Agnes Theodora Wolkh Wagunu dan Antonius Ponco Anggoro
·3 menit baca
JAKARTA, KOMPAS – Sikap sebagian calon anggota legislatif yang tetap enggan membuka data riwayat hidupnya di laman KPU bisa dijadikan obyek sengketa informasi oleh publik. Apalagi informasi itu penting untuk publik ketahui sebagai rujukan memilih di Pemilu 2019. Partai pun diharapkan dapat mendorong calegnya terbuka sebagai bentuk komitmen keterbukaan informasi.
Ketua Komisi Informasi Pusat (KIP) Gede Narayana di Kompleks Parlemen, Jakarta, Selasa (11/12), mengatakan badan publik memang berhak untuk tidak membuka seluruh informasi.
Jenis informasi yang tak dapat diakses publik itu diantaranya, informasi yang membahayakan pertahanan dan keamanan negara dan informasi yang menghambat proses penegakan hukum.
Namun tidak selamanya informasi yang dinilai badan publik perlu dirahasiakan itu, memang memenuhi kriteria untuk dirahasiakan seperti diatur di peraturan perundang-undangan. “Justru banyak informasi yang dikategorikan rahasia tetapi setelah disengketakan, dan diuji, informasi itu tidak masuk dikecualikan, dan hasilnya diputuskan badan publik tersebut harus membuka informasi itu ke publik,” katanya.
Dalam kasus tidak dibukanya data riwayat hidup sebagian calon anggota legislatif (caleg), publik yang dirugikan karena informasi itu sebenarnya penting sebagai rujukan memilih di Pemilu 2019, bisa pula mengajukan obyek sengketa informasi.
Sengketa diajukan ke Pejabat Pengelola Informasi dan Dokumentasi KPU. Jika kemudian penjelasan pejabat tidak memuaskan, bisa mengajukan sengketa ke KIP. Keputusannya, bisa memaksa agar riwayat hidup seluruh caleg dibuka.
Berdasarkan data Komisi Pemilihan Umum (KPU), ada 2.990 caleg dari total sekitar 7.000 caleg yang tidak bersedia untuk membuka data riwayat hidup mereka di laman KPU.
Tanpa harus menunggu publik mengajukan sengketa informasi, menurut Komisioner KIP Cecep Suryadi, partai politik seharusnya bisa mendorong para caleg untuk membuka data riwayat hidup itu.

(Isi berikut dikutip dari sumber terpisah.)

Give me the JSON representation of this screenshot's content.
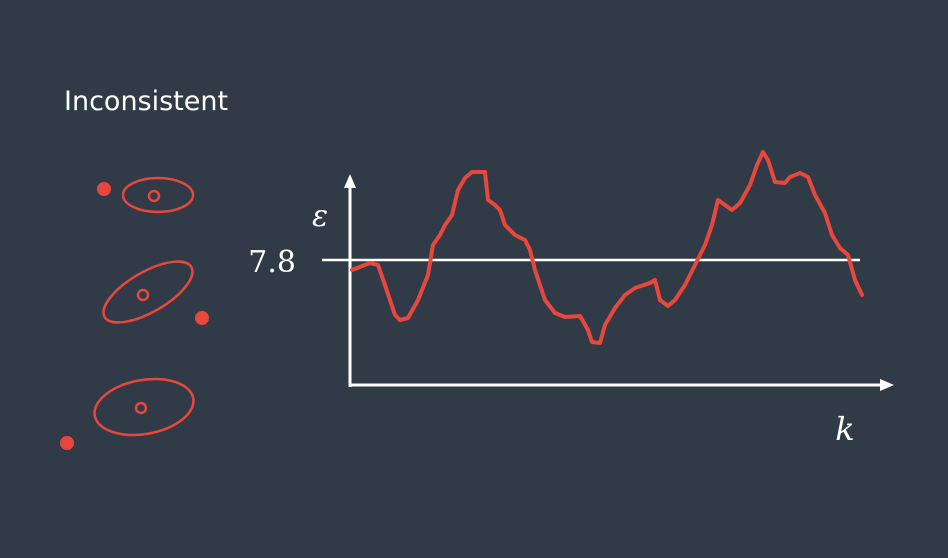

Sebab, pada Mei 2018, partai-partai peserta Pemilu 2019, sudah berkomitmen membuka informasi yang dibutuhkan publik. "Mei lalu, kami menggagas deklarasi keterbukaan informasi oleh peserta pemilu, dan partai-partai politik menandatangani poin-poin keterbukaaan informasi. Salah satunya, partai mendorong kadernya untuk terbuka juga,” katanya.
Namun jika hingga kini masih banyak caleg yang enggan membuka data riwayat hidupnya, berarti partai belum sepenuhnya menjalankan komitmen yang telah dibuat sebelumnya.
Meski demikian, persoalan tidak sepenuhnya ada di caleg. Ketua DPP Partai Gerindra Ahmad Riza Patria mengatakan, partai sebenarnya sudah menyerahkan data-data calegnya secara lengkap sejak awal pendaftaran. Jika partai tidak menyerahkan, justru mereka tidak bisa mendaftarkan calegnya dan nama yang bersangkutan akan dicoret dari daftar calon.
Gerindra sendiri sudah menyerahkan berkas data 560 calegnya ke KPU. Semua caleg diminta bersedia membuka informasi dirinya untuk memudahkan masyarakat memilih.
"Jadi seharusnya sekarang itu menjadi tanggung jawab KPU untuk membuka datanya. Jangan-jangan masalahnya ada di jaringan KPU," katanya.